The remaining segments, all in SD, were produced in 2006 and feature a mix of vintage and contemporary interviews with cast and crew (except in the case of Hughes, by then media-shy). “The Making of Some Kind of Wonderful” (8 mins.) is interesting for Stoltz’s genial mien and the fact that he affectionately refers to Deutch–a man he, by his own admission, did not get along with–as “Howie.” For his part, Deutch wonders if their combative relationship fed the undercurrent of tension in Stoltz’s interactions with his on-screen father. “Meet the Cast of Some Kind of Wonderful” (13 mins.) opens with an odd remark from Hughes that Stoltz had auditioned for “Cameron” in The Breakfast Club (Cameron being a character from Ferris Bueller’s Day Off). Hughes goes on to say that Mary Stuart Masterson’s mother had played Molly Ringwald’s mom in Sixteen Candles and asked Hughes to keep Mary in mind for future projects. Actress Maddie Corman steals the piece with a delightful funny-sad story about lying to her dying mother that she got a part in the movie they’d seen a trailer for before Ferris Bueller’s Day Off, then miraculously landing said part. Koteas, sadly, did not show up for this reunion (nor did Craig Sheffer), but Stoltz claims that Koteas was the only actor who got away with improvising dialogue.

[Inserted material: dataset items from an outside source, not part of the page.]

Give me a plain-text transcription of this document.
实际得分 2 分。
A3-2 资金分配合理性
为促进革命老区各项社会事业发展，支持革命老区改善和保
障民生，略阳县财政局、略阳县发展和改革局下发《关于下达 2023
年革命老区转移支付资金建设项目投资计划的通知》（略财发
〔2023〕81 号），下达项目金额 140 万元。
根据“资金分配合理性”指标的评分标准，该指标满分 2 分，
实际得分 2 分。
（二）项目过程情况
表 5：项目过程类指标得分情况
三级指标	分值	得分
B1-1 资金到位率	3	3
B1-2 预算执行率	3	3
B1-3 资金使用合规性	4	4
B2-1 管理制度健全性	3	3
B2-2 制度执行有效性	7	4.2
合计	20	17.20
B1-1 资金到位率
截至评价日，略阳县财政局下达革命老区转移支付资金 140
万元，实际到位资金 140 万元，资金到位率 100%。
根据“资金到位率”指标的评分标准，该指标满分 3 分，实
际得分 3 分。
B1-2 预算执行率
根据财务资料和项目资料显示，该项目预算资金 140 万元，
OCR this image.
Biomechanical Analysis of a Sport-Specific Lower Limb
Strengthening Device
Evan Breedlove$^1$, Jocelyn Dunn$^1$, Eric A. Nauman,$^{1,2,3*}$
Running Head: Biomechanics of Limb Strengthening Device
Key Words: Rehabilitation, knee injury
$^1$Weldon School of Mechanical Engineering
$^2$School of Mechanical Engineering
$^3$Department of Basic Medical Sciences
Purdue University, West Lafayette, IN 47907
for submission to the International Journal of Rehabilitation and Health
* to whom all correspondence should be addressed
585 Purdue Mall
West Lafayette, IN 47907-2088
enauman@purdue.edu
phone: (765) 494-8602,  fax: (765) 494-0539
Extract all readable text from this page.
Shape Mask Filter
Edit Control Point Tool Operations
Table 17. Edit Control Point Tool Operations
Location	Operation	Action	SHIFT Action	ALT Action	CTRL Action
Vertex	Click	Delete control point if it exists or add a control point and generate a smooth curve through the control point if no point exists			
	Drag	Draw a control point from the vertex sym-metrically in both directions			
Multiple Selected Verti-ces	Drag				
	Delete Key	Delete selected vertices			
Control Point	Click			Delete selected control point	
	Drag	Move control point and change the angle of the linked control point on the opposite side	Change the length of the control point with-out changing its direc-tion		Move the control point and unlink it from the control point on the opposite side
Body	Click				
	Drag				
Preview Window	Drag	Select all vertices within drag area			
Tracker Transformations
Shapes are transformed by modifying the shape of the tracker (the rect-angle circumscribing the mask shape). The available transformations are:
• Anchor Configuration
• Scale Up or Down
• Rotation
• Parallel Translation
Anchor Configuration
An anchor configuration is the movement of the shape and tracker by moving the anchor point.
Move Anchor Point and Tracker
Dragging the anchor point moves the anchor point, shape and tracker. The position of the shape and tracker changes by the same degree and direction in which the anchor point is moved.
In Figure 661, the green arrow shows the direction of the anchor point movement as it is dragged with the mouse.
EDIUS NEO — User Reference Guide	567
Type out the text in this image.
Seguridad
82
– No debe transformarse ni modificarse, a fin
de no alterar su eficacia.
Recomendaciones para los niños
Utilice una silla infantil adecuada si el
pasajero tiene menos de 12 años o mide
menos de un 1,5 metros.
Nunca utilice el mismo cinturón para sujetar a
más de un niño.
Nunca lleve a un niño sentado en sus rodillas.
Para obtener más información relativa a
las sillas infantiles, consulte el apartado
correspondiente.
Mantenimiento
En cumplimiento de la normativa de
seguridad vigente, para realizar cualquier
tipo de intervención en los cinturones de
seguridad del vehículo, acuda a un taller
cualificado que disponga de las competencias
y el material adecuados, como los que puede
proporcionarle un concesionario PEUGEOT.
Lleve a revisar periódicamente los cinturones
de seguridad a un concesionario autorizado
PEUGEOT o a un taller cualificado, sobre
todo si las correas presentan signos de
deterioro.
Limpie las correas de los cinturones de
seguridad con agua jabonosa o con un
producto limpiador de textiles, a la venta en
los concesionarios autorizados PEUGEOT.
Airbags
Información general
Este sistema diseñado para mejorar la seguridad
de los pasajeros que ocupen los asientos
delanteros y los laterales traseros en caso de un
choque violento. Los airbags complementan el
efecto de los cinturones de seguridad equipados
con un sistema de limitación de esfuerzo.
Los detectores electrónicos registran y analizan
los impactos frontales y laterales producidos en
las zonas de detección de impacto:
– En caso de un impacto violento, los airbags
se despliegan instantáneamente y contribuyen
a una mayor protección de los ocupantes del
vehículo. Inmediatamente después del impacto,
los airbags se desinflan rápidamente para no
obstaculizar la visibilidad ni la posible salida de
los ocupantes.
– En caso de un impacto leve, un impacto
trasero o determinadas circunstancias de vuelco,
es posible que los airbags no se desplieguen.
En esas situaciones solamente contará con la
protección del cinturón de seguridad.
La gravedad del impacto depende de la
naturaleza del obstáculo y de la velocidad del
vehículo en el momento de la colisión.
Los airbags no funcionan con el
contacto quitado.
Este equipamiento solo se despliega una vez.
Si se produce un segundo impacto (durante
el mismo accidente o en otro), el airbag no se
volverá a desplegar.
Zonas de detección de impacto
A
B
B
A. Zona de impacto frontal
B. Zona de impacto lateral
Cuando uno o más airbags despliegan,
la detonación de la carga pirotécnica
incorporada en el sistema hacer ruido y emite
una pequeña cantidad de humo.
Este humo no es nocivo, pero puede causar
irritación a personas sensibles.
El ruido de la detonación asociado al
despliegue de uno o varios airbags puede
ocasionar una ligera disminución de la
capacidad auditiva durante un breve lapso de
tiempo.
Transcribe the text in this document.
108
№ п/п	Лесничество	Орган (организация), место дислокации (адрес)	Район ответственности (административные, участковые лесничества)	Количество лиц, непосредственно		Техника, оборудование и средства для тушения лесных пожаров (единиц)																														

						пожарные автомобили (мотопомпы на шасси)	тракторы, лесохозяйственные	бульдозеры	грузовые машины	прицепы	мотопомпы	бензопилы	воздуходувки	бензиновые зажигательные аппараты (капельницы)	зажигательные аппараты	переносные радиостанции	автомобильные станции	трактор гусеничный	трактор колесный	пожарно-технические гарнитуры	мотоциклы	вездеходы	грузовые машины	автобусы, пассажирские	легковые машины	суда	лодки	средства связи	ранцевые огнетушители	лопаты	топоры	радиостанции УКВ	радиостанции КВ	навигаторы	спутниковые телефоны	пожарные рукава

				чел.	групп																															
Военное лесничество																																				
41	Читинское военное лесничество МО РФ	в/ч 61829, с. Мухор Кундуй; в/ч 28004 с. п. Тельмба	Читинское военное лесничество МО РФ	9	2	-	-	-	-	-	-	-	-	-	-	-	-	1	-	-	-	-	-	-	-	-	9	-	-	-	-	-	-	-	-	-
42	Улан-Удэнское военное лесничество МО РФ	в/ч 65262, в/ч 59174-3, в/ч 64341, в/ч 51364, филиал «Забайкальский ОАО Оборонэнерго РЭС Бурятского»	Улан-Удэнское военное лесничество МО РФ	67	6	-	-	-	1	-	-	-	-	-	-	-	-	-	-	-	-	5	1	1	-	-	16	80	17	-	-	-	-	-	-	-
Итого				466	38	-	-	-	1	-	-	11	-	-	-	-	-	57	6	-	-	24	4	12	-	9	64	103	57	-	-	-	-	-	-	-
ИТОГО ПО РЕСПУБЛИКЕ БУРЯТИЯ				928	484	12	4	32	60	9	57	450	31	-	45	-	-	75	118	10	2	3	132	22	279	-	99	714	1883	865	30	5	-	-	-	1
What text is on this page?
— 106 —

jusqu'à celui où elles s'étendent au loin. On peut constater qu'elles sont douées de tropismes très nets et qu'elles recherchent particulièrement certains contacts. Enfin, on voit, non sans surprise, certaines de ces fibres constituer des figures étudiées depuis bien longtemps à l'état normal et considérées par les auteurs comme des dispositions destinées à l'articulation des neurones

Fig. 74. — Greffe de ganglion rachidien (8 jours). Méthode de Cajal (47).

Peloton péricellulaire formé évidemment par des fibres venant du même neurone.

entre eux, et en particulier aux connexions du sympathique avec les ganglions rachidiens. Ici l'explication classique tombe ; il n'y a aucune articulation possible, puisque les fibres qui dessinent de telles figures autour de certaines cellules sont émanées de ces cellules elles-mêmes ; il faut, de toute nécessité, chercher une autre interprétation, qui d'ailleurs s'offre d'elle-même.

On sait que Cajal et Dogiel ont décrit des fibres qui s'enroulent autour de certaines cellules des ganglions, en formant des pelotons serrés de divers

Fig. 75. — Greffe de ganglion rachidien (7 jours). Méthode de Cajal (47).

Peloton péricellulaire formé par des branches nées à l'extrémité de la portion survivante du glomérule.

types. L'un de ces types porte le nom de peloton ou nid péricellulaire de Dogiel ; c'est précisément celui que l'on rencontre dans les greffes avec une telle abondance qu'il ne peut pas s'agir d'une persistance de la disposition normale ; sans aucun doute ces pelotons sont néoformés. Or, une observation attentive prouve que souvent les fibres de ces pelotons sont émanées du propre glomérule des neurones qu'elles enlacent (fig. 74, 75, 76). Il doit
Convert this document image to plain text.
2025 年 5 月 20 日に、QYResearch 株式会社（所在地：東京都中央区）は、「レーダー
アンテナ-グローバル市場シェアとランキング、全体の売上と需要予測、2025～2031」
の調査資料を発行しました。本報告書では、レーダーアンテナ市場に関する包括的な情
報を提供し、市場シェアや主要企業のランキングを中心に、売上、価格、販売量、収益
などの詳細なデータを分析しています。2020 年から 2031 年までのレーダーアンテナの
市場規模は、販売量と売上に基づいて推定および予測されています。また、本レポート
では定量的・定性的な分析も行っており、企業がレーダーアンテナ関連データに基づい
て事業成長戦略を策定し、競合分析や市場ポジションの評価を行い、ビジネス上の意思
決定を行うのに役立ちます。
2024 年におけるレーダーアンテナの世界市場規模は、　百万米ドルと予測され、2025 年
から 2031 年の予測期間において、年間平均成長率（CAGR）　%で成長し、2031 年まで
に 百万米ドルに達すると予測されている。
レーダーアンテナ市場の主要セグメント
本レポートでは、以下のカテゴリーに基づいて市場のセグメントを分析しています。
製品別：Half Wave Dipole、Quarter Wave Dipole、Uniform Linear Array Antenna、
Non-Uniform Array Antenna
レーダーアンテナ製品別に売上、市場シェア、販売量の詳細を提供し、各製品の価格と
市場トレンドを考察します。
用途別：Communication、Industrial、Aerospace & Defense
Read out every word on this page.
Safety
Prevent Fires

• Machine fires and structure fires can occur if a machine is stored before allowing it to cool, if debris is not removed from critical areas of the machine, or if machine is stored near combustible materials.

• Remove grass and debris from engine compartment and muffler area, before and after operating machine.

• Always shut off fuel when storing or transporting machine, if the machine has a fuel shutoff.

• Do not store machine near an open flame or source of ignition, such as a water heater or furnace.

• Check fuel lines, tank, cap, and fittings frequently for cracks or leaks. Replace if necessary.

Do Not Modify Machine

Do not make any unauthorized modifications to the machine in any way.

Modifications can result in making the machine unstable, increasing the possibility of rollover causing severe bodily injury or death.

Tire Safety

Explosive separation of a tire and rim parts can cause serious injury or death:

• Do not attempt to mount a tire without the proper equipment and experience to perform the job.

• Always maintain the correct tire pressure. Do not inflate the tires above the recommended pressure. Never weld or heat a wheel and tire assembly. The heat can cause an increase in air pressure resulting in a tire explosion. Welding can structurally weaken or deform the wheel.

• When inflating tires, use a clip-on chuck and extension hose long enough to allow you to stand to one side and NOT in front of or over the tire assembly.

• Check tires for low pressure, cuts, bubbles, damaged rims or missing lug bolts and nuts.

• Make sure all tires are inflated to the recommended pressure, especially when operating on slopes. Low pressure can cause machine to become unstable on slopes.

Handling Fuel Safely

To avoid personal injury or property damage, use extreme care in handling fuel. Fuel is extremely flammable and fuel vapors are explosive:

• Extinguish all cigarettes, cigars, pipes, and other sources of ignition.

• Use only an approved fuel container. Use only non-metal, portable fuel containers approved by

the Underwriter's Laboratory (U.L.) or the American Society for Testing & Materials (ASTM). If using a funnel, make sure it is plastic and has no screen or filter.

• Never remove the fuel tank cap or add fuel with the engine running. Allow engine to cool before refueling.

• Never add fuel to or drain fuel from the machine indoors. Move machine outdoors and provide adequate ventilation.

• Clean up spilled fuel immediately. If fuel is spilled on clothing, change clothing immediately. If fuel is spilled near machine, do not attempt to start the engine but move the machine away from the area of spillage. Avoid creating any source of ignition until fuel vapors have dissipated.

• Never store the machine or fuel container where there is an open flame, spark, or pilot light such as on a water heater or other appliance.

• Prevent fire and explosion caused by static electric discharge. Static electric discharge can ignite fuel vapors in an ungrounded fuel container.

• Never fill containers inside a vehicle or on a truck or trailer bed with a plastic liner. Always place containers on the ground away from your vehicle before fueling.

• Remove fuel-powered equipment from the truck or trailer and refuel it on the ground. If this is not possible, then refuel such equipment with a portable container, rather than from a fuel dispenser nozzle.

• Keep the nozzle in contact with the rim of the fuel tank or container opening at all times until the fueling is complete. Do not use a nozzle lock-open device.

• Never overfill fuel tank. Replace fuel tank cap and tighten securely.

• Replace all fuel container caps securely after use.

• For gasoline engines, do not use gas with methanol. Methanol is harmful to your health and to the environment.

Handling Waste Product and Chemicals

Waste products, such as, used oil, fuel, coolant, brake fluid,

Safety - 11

In “The Music” (5 mins.), Hughes and others reflect on his peculiar method of writing to a mixtape that would more or less become the movie’s soundtrack. Although Masterson touches on her drum lessons with studio musician Billy Moore (“He had this Jedi-master quality to him”), mostly this is a glorified countdown of the songs used in the film that barely mentions anyone else who was involved in selecting or composing music for it. Last but not least is another chunk of the “John Hughes Time Capsule” (11 mins.), Kevin Bacon’s sit-down with Hughes in a mixing studio lit purply ’80s pink. A surprisingly good interviewer, Bacon asks Hughes where his preoccupation with class comes from–“[I] knew kids that in third grade would say, ‘When I’m 18, I’m getting $22 million,'” Hughes says, adding, “it always bothered me”–and delves into the potentially autobiographical aspects of Some Kind of Wonderful. I wish Paramount would stop releasing this dialogue piecemeal and give us the whole enchilada already.

95 minutes; PG-13; 1.78:1 (1080p/MPEG-4); English 5.1 Dolby TrueHD, French DD 2.0 (Mono), German DD 2.0 (Mono); English, English SDH, French, German; BD-50; Region-free; Paramount

i Molly Ringwald and Andrew McCarthy ended the dream of a truly inverse Pretty in Pink when they declined to return along with him. They would, however, reunite for David Anspaugh’s baffling 1988 melodrama Fresh Horses.

ii Hughes’s shooting script reveals that her first name is Susan in the final scene.

iii In interviews, Hughes refers to Watts exclusively as Drummer Girl, like she should have a cape and an insignia.

iv Deutch, then suffering what was for all he knew a crush destined to be unrequited, kept the painting. Thompson took home two of the practice paintings, and several more are collecting dust in the prop department at Paramount.